ラブコメと言いつつも、千代と野崎、堀先輩と鹿島などの主要ペアの恋愛関係が17巻になってもほぼ一歩も進まない。ストーリーとしての進展や、ピュアな恋物語を期待して読むとじれったくてイライラする。
キザなフリをして自爆する「みこりん(御子柴)」の、実は少女漫画のヒロインのモデルにされているポンコツさが最高に可愛い!野崎、瀬尾、鹿島など、全員がギャップの塊で誰同士の掛け合いもハズレなし。

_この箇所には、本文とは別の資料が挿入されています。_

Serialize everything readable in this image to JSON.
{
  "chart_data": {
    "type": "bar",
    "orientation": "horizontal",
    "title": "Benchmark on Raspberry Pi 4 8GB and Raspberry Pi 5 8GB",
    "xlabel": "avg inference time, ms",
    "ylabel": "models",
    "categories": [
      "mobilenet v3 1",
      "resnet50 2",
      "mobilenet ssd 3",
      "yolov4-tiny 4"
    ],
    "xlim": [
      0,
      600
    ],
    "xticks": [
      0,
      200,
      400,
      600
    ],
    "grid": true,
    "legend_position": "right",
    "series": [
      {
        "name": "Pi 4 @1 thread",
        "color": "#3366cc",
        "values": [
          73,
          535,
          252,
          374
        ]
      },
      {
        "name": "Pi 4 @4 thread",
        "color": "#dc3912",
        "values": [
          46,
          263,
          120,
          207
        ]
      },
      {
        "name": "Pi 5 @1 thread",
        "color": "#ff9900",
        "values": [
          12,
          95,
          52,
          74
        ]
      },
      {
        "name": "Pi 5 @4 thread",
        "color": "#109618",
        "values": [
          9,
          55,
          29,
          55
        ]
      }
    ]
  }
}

現実の勘違いを野崎が漫画のネタにする構造や、「お互いの素性を知らないまま誤解が重なる」ような同じパターンのギャグが多用されるため、一気に読むと少し展開にマンネリを感じてしまうのが本音。
重苦しい人間関係や陰湿な嫌がらせが一切ないから、いつどの巻を開いて読んでも大声で笑えてリフレッシュできる安心感が良い。4コマ漫画でありながら、コマのテンポや表情のキレが抜群で本当に面白い。
月刊連載で更新が不定期なため、単行本が出るスパンが1年前後と非常に長くて、次の巻が出る頃には話を忘れてしまう。もっと刊行ペースを上げて、テンポ良くキャラクターたちの日常を読みたい。
野崎くんの漫画のために二人乗り自転車の練習や、ビニール傘での相合い傘で自爆するエピソードは何度読んでも腹筋がちぎれる。現実をすべて少女漫画のネタに昇華しようとするプロ根性(?)に乾杯。
若松がずっと憧れている聖歌隊の「ローレライ」の正体が瀬尾であることに、いつまでも気づかない展開が不自然。ギャグの定番だけど、さすがに勘が悪すぎて若松のポンコツぶりに少し冷めてしまう瞬間がある。
最新17巻の、瀬尾のデタラメな恋愛アドバイスや、鹿島が少女漫画を読めない衝撃の理由が明かされる回の爆笑度が凄まじかった。これだけ巻数を重ねても、ギャグの密度が全く衰えないのは本当に驚異的。
「アイドルのような美少女男子」の御子柴の、恥ずかしがりながらもポーズを取るあざといお色気(?)の押し売りが、時にギャグを通り越して少し冷めてしまう。もう少し男の子らしい硬派な絡みが見たい。